Spec-driven multi-agent development is not a workflow preference. It is the discipline of making your framing legible enough to compound.
Governance without ceremony
There is a danger here, especially in large enterprises.
Leaders will hear "treat agents like software" and respond with a 47-page governance process, three approval boards, and a SharePoint site that somehow makes everyone sad.
That is not the point.
The point is lightweight ownership, visible risk, measurable quality, and fast feedback. The best agent operating models will look less like annual review boards and more like CI/CD: small checks, close to the work, running continuously.
Not every agent interaction needs a full Context Spine. Asking for a regex, a shell command, or a quick explanation does not require ceremony. Nobody needs an architecture review board for "what does this awk command do?" We have all suffered enough.
But the moment an agent touches production logic, customer experience, security posture, data movement, regulatory exposure, or architectural direction, the frame needs to become durable.
The question is not, "Did we use AI?"
The question is, "Can we explain the frame the AI operated inside?"
If the answer is no, you do not have an AI strategy. You have vibes with a diff.
What this means if you lead engineers
Retire the personal-agent fantasy. Stop promising every employee a custom AI sidekick as the centerpiece of your strategy. Encourage experimentation, but build durable agents that serve teams and workflows. Fewer agents, better maintained, with clear owners. This is the contrarian move most enterprises will get wrong, and it is the one that protects your investment.
Invest in framers, not finishers. The scarce skill is no longer typing the code. It is shaping the problem so the agent can finish it well. Promote, hire, and develop people who can sit at the front of the human sandwich. They are the leverage point.
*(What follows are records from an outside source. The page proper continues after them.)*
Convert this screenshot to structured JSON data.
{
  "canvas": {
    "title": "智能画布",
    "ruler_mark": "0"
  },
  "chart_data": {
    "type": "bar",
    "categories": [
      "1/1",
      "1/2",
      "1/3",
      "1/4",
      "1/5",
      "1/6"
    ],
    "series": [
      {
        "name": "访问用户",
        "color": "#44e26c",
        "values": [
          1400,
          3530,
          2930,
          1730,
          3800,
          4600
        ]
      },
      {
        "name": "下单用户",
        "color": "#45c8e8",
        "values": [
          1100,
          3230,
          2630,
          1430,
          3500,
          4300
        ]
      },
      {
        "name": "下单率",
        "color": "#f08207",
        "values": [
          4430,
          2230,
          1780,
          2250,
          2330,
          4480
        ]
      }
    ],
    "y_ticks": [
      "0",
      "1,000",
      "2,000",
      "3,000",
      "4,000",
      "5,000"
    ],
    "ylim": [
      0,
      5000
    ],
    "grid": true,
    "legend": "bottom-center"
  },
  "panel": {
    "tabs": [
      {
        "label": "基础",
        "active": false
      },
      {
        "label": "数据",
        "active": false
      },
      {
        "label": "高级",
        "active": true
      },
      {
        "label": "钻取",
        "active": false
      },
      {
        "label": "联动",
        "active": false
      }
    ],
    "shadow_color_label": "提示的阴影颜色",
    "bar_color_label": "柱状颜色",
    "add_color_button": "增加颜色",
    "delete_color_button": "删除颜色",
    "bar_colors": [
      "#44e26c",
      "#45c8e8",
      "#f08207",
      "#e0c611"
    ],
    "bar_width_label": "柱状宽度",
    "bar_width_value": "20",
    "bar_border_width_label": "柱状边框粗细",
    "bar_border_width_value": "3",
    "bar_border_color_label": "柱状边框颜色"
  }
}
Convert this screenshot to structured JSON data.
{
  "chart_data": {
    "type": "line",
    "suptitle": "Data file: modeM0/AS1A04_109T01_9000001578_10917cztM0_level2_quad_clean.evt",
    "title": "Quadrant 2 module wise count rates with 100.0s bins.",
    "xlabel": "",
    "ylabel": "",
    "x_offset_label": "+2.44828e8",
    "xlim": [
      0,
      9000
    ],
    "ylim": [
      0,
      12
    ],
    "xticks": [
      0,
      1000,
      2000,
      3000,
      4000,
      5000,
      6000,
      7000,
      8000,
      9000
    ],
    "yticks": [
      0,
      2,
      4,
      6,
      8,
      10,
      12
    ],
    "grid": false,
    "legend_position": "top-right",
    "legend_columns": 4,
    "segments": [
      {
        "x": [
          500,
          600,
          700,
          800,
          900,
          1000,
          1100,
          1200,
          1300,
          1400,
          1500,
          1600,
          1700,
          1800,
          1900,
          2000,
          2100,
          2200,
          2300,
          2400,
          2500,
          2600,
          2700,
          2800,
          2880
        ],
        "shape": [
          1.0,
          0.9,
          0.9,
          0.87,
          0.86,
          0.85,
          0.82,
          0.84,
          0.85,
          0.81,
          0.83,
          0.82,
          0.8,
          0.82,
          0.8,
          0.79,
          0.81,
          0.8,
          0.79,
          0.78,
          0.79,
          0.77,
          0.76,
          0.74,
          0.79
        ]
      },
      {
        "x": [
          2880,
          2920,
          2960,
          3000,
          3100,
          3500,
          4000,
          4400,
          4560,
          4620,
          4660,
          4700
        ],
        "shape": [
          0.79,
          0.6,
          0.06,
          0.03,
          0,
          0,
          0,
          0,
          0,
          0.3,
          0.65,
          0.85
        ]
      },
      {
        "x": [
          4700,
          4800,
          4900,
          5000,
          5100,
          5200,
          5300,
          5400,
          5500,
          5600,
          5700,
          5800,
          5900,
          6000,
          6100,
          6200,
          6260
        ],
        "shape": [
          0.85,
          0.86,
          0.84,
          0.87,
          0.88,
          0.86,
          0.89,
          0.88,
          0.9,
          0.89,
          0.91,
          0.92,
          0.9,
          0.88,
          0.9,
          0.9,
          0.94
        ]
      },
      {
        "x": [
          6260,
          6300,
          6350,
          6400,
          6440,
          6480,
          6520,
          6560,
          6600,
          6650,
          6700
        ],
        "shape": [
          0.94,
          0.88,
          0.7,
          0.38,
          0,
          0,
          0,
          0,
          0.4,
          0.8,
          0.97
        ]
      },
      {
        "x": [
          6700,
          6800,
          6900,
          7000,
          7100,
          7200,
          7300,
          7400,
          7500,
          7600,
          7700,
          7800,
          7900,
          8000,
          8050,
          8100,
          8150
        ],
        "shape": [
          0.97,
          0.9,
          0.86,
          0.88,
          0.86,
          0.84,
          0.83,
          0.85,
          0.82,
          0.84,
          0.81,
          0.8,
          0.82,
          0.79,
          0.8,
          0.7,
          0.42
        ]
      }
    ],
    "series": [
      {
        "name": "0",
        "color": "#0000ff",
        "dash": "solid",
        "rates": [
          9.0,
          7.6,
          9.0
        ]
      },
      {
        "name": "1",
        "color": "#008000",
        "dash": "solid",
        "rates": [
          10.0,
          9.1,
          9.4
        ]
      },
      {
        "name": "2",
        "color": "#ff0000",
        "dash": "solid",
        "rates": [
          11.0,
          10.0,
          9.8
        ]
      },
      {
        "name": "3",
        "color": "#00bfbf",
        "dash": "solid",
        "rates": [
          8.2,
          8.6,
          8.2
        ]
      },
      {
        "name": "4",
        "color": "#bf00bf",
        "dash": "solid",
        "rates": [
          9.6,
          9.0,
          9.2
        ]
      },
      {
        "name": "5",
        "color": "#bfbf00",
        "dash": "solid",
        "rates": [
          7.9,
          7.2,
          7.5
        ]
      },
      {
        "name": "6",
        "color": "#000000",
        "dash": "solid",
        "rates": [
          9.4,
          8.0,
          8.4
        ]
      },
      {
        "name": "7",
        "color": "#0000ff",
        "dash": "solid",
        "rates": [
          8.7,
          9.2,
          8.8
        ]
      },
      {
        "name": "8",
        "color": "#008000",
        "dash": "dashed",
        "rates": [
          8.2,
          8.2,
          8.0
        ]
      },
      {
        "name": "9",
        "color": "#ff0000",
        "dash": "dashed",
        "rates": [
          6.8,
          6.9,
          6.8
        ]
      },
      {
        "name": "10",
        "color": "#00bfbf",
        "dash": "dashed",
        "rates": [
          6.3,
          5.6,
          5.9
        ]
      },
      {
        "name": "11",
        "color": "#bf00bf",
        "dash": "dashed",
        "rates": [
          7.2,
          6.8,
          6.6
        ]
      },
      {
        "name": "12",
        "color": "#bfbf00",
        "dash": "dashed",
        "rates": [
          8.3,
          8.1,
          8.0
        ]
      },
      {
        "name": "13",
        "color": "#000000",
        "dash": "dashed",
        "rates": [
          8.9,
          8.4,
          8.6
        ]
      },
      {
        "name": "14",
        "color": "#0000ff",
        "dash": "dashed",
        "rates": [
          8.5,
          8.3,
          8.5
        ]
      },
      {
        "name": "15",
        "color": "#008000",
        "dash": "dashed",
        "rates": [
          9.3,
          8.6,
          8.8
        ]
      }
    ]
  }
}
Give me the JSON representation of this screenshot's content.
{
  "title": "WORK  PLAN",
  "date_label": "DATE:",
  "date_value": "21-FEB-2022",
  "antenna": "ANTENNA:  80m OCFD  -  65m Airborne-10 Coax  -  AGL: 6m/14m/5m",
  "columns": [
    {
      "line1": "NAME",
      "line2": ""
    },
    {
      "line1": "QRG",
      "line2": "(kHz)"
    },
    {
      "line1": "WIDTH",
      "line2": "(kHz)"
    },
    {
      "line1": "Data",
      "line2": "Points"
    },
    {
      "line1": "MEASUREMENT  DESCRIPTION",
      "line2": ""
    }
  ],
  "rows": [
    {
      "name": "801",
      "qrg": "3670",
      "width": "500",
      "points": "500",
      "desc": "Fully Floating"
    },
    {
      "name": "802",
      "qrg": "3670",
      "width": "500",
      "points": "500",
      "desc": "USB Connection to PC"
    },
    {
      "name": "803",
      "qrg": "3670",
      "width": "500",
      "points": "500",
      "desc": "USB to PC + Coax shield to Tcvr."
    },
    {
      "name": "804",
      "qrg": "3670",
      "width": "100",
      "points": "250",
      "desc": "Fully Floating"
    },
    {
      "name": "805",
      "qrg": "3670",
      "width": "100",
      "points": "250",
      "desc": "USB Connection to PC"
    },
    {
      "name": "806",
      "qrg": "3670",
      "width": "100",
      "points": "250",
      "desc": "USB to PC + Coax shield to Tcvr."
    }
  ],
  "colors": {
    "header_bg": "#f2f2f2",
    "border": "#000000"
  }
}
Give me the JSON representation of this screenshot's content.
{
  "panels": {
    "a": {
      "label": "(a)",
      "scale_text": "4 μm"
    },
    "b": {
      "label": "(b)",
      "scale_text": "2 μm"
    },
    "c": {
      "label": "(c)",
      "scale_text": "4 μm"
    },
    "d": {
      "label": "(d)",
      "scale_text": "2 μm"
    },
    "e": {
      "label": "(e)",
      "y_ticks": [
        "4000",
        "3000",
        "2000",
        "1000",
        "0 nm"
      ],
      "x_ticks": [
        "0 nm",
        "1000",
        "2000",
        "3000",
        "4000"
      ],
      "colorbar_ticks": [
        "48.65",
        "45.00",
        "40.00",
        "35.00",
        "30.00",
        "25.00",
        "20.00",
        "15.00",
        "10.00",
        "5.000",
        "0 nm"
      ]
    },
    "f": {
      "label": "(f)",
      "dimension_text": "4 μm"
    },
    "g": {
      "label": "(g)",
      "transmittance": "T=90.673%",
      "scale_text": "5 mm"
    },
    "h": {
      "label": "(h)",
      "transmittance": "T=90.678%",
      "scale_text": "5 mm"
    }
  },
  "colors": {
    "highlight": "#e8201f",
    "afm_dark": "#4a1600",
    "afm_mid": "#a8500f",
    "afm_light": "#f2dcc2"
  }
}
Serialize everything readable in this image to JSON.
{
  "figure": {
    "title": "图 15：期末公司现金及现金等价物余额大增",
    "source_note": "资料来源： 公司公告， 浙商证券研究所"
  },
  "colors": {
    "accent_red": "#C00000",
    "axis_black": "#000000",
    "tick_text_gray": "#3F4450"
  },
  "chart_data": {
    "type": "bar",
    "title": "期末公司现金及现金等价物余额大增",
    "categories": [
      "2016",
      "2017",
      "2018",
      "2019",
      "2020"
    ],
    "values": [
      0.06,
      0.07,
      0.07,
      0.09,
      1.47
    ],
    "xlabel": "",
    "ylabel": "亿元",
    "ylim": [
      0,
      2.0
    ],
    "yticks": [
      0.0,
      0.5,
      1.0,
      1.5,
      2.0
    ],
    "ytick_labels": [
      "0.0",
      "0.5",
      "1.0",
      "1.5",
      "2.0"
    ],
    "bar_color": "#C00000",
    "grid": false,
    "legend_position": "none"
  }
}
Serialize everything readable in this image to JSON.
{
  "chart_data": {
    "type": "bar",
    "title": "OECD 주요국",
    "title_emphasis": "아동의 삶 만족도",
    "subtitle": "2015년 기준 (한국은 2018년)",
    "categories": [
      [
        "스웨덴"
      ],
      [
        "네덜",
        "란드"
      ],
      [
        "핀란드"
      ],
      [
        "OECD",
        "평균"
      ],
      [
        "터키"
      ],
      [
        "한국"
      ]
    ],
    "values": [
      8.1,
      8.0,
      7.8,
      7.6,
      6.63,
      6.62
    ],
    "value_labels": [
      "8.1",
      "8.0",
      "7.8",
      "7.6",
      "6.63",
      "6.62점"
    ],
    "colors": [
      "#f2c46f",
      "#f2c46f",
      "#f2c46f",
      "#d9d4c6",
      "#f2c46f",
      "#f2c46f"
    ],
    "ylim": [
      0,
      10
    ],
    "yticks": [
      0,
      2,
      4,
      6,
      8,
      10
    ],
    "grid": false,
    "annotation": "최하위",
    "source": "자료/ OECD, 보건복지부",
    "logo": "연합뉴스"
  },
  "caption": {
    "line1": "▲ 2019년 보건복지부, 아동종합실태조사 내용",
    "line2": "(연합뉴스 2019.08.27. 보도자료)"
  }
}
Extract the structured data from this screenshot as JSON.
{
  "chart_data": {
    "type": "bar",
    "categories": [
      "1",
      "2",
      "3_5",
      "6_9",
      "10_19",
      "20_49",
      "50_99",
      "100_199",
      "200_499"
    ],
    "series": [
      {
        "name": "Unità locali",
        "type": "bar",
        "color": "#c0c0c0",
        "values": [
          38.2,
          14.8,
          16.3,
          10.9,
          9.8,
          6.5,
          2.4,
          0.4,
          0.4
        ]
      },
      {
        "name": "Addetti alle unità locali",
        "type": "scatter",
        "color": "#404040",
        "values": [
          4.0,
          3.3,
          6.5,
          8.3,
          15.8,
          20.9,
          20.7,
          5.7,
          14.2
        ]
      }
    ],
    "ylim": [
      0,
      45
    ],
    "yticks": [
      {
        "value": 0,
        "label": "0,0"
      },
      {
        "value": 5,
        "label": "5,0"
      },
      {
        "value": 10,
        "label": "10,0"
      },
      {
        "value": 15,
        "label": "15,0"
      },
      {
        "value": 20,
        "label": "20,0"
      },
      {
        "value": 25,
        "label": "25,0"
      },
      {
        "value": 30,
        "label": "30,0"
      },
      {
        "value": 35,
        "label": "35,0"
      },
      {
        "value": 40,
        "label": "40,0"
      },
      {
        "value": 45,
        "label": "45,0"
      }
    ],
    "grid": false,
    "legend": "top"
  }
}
Treat agents as platform. Evals, harnesses, prompt libraries, skill packages, and CI hooks belong in your platform operating model, not scattered across hobbyist teams. Stand up an AI engineering capability with clear ownership, support expectations, and a roadmap. Apply the same discipline you use for your internal developer platform to the agents now changing your systems.
Measure leverage, not headcount. The old metric was engineers per team. The better metric is throughput per framer, with quality and rework included. If your reporting still rewards big teams over small teams shipping more safely, you will starve the model that actually works.
Build the Context Spine. Make your specs durable, versioned, and machine-readable. Treat the frame as a first-class artifact. Your future self, and every agent run downstream of you, will thank you.
Coda
Shipper closes with a story about a man who writes down where he put his clothes so he can find them in the morning. The next day he finds his cap, his pants, and his shoes. Then he asks: where am I myself?
That is the question every leader has to keep asking as the models get better.
The models will find your cap. They will find your pants. They will find every part of your work that has become legible enough to write down. The part of you that decides what matters today, in this codebase, for this customer, in this market, is the part the frame depends on. The bottleneck is not the stack. It is the frame.